= Doris Fuchs (scientist) =

German political scientist (born 1966)

Doris Fuchs (born 1966) is a German Political Scientist and Professor of International Relations and Sustainable Development at the University of Münster. She currently serves as Co-Director of the Research Institute for Sustainability (RIFS) in Potsdam, previously known as the Institute for Advanced Sustainability Studies.

Fuchs received her Ph.D. in Political Science & Economics at Claremont Graduate University in California and completed her Habilitation at LMU Munich. She was a lecturer and researcher at the University of Michigan, Louisiana State University, LMU Munich, the HHL Leipzig Graduate School of Management as well as the University of Stuttgart. Since October 2023, Fuchs has held the position of Co-Director at the Research Institute for Sustainability (RIFS) in Potsdam, which is affiliated with the GFZ Helmholtz Centre for Geosciences.

== Research interests==
Fuchs’ main research interests lie in the areas of sustainable development and international political economy. She specializes in conceptual topics such as power (especially structural and discursive power), sustainable consumption and financialization. Empirically, she focuses on environmental, energy, and agrifood policy, in particular. One of her central research interests is the political influence of non-state, especially economic, actors on ecological and social sustainability, in multi-level governance.

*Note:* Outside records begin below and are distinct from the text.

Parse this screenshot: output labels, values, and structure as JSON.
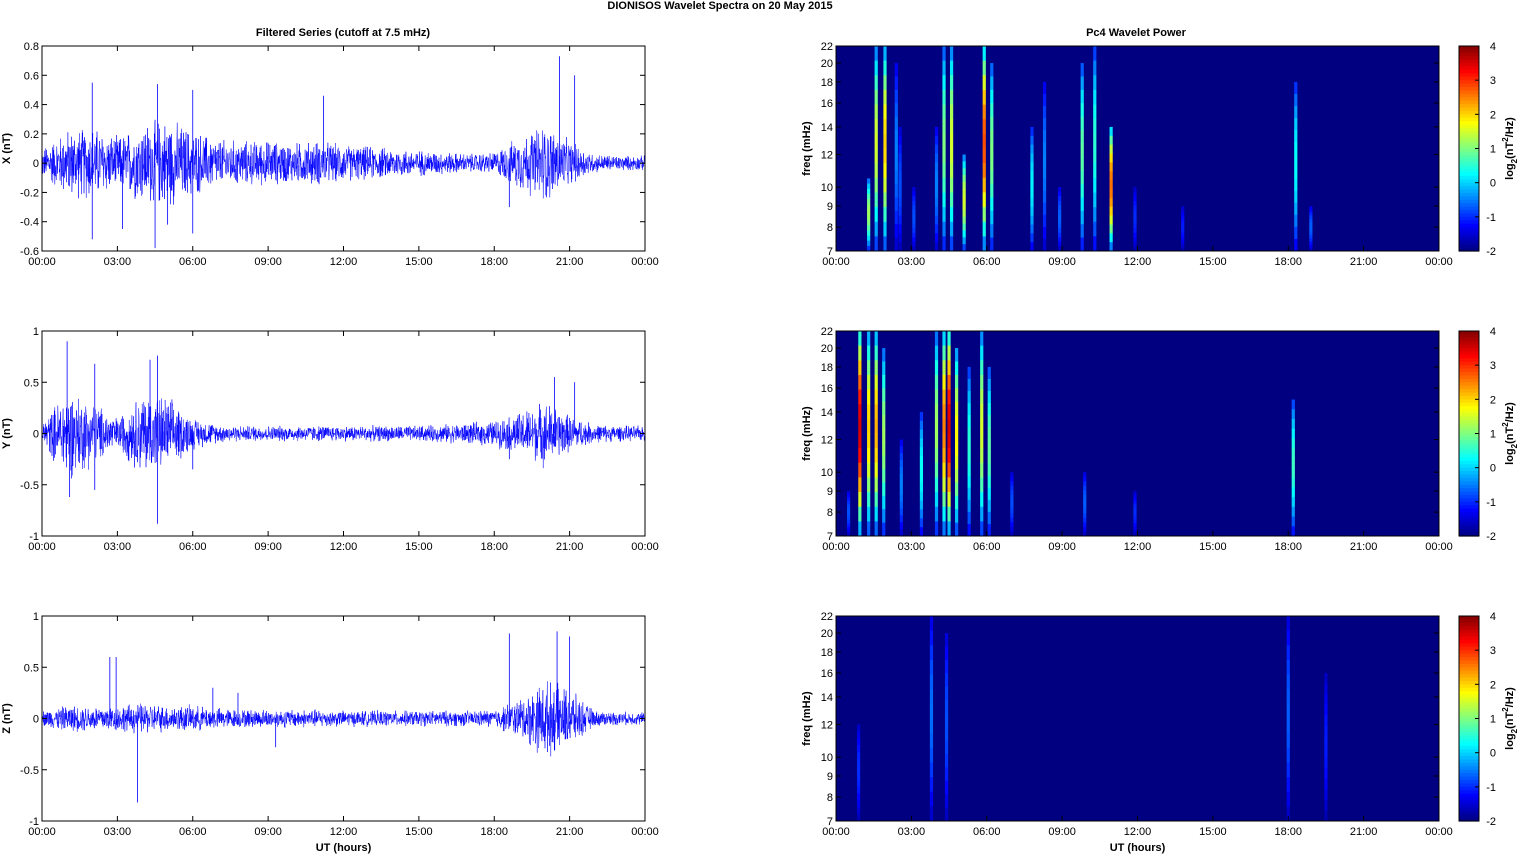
{
  "figure": {
    "title": "DIONISOS Wavelet Spectra on 20 May       2015",
    "left_title": "Filtered Series (cutoff at 7.5 mHz)",
    "right_title": "Pc4 Wavelet Power",
    "xlabel": "UT (hours)"
  },
  "chart_data": [
    {
      "type": "line",
      "title": "Filtered Series (cutoff at 7.5 mHz)",
      "ylabel": "X (nT)",
      "xlabel": "",
      "x_ticks": [
        "00:00",
        "03:00",
        "06:00",
        "09:00",
        "12:00",
        "15:00",
        "18:00",
        "21:00",
        "00:00"
      ],
      "xlim": [
        0,
        24
      ],
      "y_ticks": [
        "0.8",
        "0.6",
        "0.4",
        "0.2",
        "0",
        "-0.2",
        "-0.4",
        "-0.6"
      ],
      "y_tick_values": [
        0.8,
        0.6,
        0.4,
        0.2,
        0,
        -0.2,
        -0.4,
        -0.6
      ],
      "ylim": [
        -0.6,
        0.8
      ],
      "color": "#0000ff",
      "envelope_hours": [
        0,
        1,
        2,
        3,
        4,
        5,
        6,
        7,
        8,
        9,
        10,
        11,
        12,
        13,
        14,
        15,
        16,
        17,
        18,
        19,
        20,
        21,
        22,
        23,
        24
      ],
      "envelope_amplitude": [
        0.08,
        0.18,
        0.2,
        0.14,
        0.22,
        0.24,
        0.18,
        0.13,
        0.12,
        0.12,
        0.11,
        0.12,
        0.1,
        0.09,
        0.08,
        0.07,
        0.06,
        0.05,
        0.06,
        0.14,
        0.22,
        0.12,
        0.05,
        0.04,
        0.04
      ],
      "spikes": [
        [
          2.0,
          0.55
        ],
        [
          2.0,
          -0.52
        ],
        [
          4.6,
          0.54
        ],
        [
          4.5,
          -0.58
        ],
        [
          6.0,
          0.5
        ],
        [
          6.0,
          -0.48
        ],
        [
          11.2,
          0.46
        ],
        [
          18.6,
          -0.3
        ],
        [
          20.6,
          0.73
        ],
        [
          21.2,
          0.6
        ],
        [
          3.2,
          -0.45
        ],
        [
          5.0,
          -0.42
        ]
      ]
    },
    {
      "type": "line",
      "ylabel": "Y (nT)",
      "xlabel": "",
      "x_ticks": [
        "00:00",
        "03:00",
        "06:00",
        "09:00",
        "12:00",
        "15:00",
        "18:00",
        "21:00",
        "00:00"
      ],
      "xlim": [
        0,
        24
      ],
      "y_ticks": [
        "1",
        "0.5",
        "0",
        "-0.5",
        "-1"
      ],
      "y_tick_values": [
        1,
        0.5,
        0,
        -0.5,
        -1
      ],
      "ylim": [
        -1,
        1
      ],
      "color": "#0000ff",
      "envelope_hours": [
        0,
        1,
        2,
        3,
        4,
        5,
        6,
        7,
        8,
        9,
        10,
        11,
        12,
        13,
        14,
        15,
        16,
        17,
        18,
        19,
        20,
        21,
        22,
        23,
        24
      ],
      "envelope_amplitude": [
        0.08,
        0.35,
        0.25,
        0.12,
        0.32,
        0.28,
        0.12,
        0.07,
        0.06,
        0.06,
        0.06,
        0.06,
        0.06,
        0.06,
        0.06,
        0.06,
        0.07,
        0.08,
        0.1,
        0.16,
        0.25,
        0.14,
        0.07,
        0.06,
        0.06
      ],
      "spikes": [
        [
          1.0,
          0.9
        ],
        [
          1.1,
          -0.62
        ],
        [
          2.1,
          0.68
        ],
        [
          2.1,
          -0.55
        ],
        [
          4.6,
          0.76
        ],
        [
          4.6,
          -0.88
        ],
        [
          4.3,
          0.72
        ],
        [
          6.0,
          -0.35
        ],
        [
          18.6,
          -0.25
        ],
        [
          20.4,
          0.55
        ],
        [
          21.2,
          0.5
        ]
      ]
    },
    {
      "type": "line",
      "ylabel": "Z (nT)",
      "xlabel": "UT (hours)",
      "x_ticks": [
        "00:00",
        "03:00",
        "06:00",
        "09:00",
        "12:00",
        "15:00",
        "18:00",
        "21:00",
        "00:00"
      ],
      "xlim": [
        0,
        24
      ],
      "y_ticks": [
        "1",
        "0.5",
        "0",
        "-0.5",
        "-1"
      ],
      "y_tick_values": [
        1,
        0.5,
        0,
        -0.5,
        -1
      ],
      "ylim": [
        -1,
        1
      ],
      "color": "#0000ff",
      "envelope_hours": [
        0,
        1,
        2,
        3,
        4,
        5,
        6,
        7,
        8,
        9,
        10,
        11,
        12,
        13,
        14,
        15,
        16,
        17,
        18,
        19,
        20,
        21,
        22,
        23,
        24
      ],
      "envelope_amplitude": [
        0.06,
        0.1,
        0.1,
        0.1,
        0.12,
        0.1,
        0.1,
        0.08,
        0.07,
        0.07,
        0.07,
        0.07,
        0.06,
        0.06,
        0.06,
        0.06,
        0.06,
        0.06,
        0.07,
        0.15,
        0.3,
        0.22,
        0.06,
        0.05,
        0.05
      ],
      "spikes": [
        [
          2.7,
          0.6
        ],
        [
          2.95,
          0.6
        ],
        [
          3.8,
          -0.82
        ],
        [
          6.8,
          0.3
        ],
        [
          7.8,
          0.25
        ],
        [
          9.3,
          -0.28
        ],
        [
          18.6,
          0.83
        ],
        [
          20.5,
          0.85
        ],
        [
          21.0,
          0.8
        ]
      ]
    },
    {
      "type": "heatmap",
      "title": "Pc4 Wavelet Power",
      "ylabel": "freq (mHz)",
      "xlabel": "",
      "x_ticks": [
        "00:00",
        "03:00",
        "06:00",
        "09:00",
        "12:00",
        "15:00",
        "18:00",
        "21:00",
        "00:00"
      ],
      "xlim": [
        0,
        24
      ],
      "y_ticks": [
        "22",
        "20",
        "18",
        "16",
        "14",
        "12",
        "10",
        "9",
        "8",
        "7"
      ],
      "y_tick_values": [
        22,
        20,
        18,
        16,
        14,
        12,
        10,
        9,
        8,
        7
      ],
      "ylim": [
        7,
        22
      ],
      "yscale": "log",
      "colorbar_label": "log2(nT2/Hz)",
      "colorbar_ticks": [
        "4",
        "3",
        "2",
        "1",
        "0",
        "-1",
        "-2"
      ],
      "colorbar_range": [
        -2,
        4
      ],
      "colormap": "jet",
      "background_value": -2,
      "streaks": [
        {
          "hour": 1.3,
          "top": 10.5,
          "peak": 1.2
        },
        {
          "hour": 1.6,
          "top": 22,
          "peak": 1.5
        },
        {
          "hour": 1.95,
          "top": 22,
          "peak": 2.0
        },
        {
          "hour": 2.4,
          "top": 20,
          "peak": -0.5
        },
        {
          "hour": 2.55,
          "top": 14,
          "peak": -0.8
        },
        {
          "hour": 3.1,
          "top": 10,
          "peak": -0.8
        },
        {
          "hour": 4.0,
          "top": 14,
          "peak": -0.5
        },
        {
          "hour": 4.3,
          "top": 22,
          "peak": 1.0
        },
        {
          "hour": 4.6,
          "top": 22,
          "peak": 1.5
        },
        {
          "hour": 5.1,
          "top": 12,
          "peak": 1.5
        },
        {
          "hour": 5.9,
          "top": 22,
          "peak": 2.8
        },
        {
          "hour": 6.2,
          "top": 20,
          "peak": 1.0
        },
        {
          "hour": 7.8,
          "top": 14,
          "peak": 0.2
        },
        {
          "hour": 8.3,
          "top": 18,
          "peak": -0.5
        },
        {
          "hour": 8.9,
          "top": 10,
          "peak": -0.7
        },
        {
          "hour": 9.8,
          "top": 20,
          "peak": 0.8
        },
        {
          "hour": 10.3,
          "top": 22,
          "peak": 0.5
        },
        {
          "hour": 10.95,
          "top": 14,
          "peak": 2.6
        },
        {
          "hour": 11.9,
          "top": 10,
          "peak": -1.0
        },
        {
          "hour": 13.8,
          "top": 9,
          "peak": -1.1
        },
        {
          "hour": 18.3,
          "top": 18,
          "peak": 0.3
        },
        {
          "hour": 18.9,
          "top": 9,
          "peak": -0.7
        }
      ]
    },
    {
      "type": "heatmap",
      "ylabel": "freq (mHz)",
      "xlabel": "",
      "x_ticks": [
        "00:00",
        "03:00",
        "06:00",
        "09:00",
        "12:00",
        "15:00",
        "18:00",
        "21:00",
        "00:00"
      ],
      "xlim": [
        0,
        24
      ],
      "y_ticks": [
        "22",
        "20",
        "18",
        "16",
        "14",
        "12",
        "10",
        "9",
        "8",
        "7"
      ],
      "y_tick_values": [
        22,
        20,
        18,
        16,
        14,
        12,
        10,
        9,
        8,
        7
      ],
      "ylim": [
        7,
        22
      ],
      "yscale": "log",
      "colorbar_label": "log2(nT2/Hz)",
      "colorbar_ticks": [
        "4",
        "3",
        "2",
        "1",
        "0",
        "-1",
        "-2"
      ],
      "colorbar_range": [
        -2,
        4
      ],
      "colormap": "jet",
      "background_value": -2,
      "streaks": [
        {
          "hour": 0.5,
          "top": 9,
          "peak": -0.8
        },
        {
          "hour": 0.95,
          "top": 22,
          "peak": 3.5
        },
        {
          "hour": 1.3,
          "top": 22,
          "peak": 2.0
        },
        {
          "hour": 1.6,
          "top": 22,
          "peak": 2.2
        },
        {
          "hour": 1.9,
          "top": 20,
          "peak": 1.2
        },
        {
          "hour": 2.6,
          "top": 12,
          "peak": -0.5
        },
        {
          "hour": 3.4,
          "top": 14,
          "peak": 0.3
        },
        {
          "hour": 4.0,
          "top": 22,
          "peak": 1.2
        },
        {
          "hour": 4.3,
          "top": 22,
          "peak": 2.5
        },
        {
          "hour": 4.5,
          "top": 22,
          "peak": 3.5
        },
        {
          "hour": 4.8,
          "top": 20,
          "peak": 1.8
        },
        {
          "hour": 5.3,
          "top": 18,
          "peak": 0.5
        },
        {
          "hour": 5.8,
          "top": 22,
          "peak": 1.5
        },
        {
          "hour": 6.1,
          "top": 18,
          "peak": 0.8
        },
        {
          "hour": 7.0,
          "top": 10,
          "peak": -0.8
        },
        {
          "hour": 9.9,
          "top": 10,
          "peak": -0.7
        },
        {
          "hour": 11.9,
          "top": 9,
          "peak": -1.0
        },
        {
          "hour": 18.2,
          "top": 15,
          "peak": 0.6
        }
      ]
    },
    {
      "type": "heatmap",
      "ylabel": "freq (mHz)",
      "xlabel": "UT (hours)",
      "x_ticks": [
        "00:00",
        "03:00",
        "06:00",
        "09:00",
        "12:00",
        "15:00",
        "18:00",
        "21:00",
        "00:00"
      ],
      "xlim": [
        0,
        24
      ],
      "y_ticks": [
        "22",
        "20",
        "18",
        "16",
        "14",
        "12",
        "10",
        "9",
        "8",
        "7"
      ],
      "y_tick_values": [
        22,
        20,
        18,
        16,
        14,
        12,
        10,
        9,
        8,
        7
      ],
      "ylim": [
        7,
        22
      ],
      "yscale": "log",
      "colorbar_label": "log2(nT2/Hz)",
      "colorbar_ticks": [
        "4",
        "3",
        "2",
        "1",
        "0",
        "-1",
        "-2"
      ],
      "colorbar_range": [
        -2,
        4
      ],
      "colormap": "jet",
      "background_value": -2,
      "streaks": [
        {
          "hour": 0.9,
          "top": 12,
          "peak": -1.0
        },
        {
          "hour": 3.8,
          "top": 22,
          "peak": -0.6
        },
        {
          "hour": 4.4,
          "top": 20,
          "peak": -0.8
        },
        {
          "hour": 18.0,
          "top": 22,
          "peak": -0.7
        },
        {
          "hour": 19.5,
          "top": 16,
          "peak": -1.1
        }
      ]
    }
  ]
}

== Selected publications ==
- Fuchs, Doris, Richard Meyer-Eppler, and Ulrich Hamenstädt. 2013. "Food for Thought: The Politics of Financialization in the Global Agrifood System”. Competition & Change 17(3): 219-233.
- Fuchs, Doris, Agni Kalfagianni, Jennifer Clapp, and Lawrence Busch. 2011. "Private Agrifood Governance. Values, Shortcoming and Strategies“. Agriculture and Human Values 28 (3): 335-344.
- Clapp, Jennifer, and Doris Fuchs (Eds.). 2009. Corporate Power in Global Agrifood Governance. Challenges and Strategies. Boston: MIT Press.
- Fuchs, Doris. 2007. Business Power in Global Governance. Boulder: Lynne Rienner Publishers.
- Fuchs, Doris, and Sylvia Lorek. 2005. "Sustainable Consumption Governance. A History of Promises and Failures“. Journal of Consumer Policy 28 (3): 261–288. Reprinted in Dauvergne, Peter (Ed.). 2013. Environmental Politics. Houndmills: Edward Elgar, 652-679.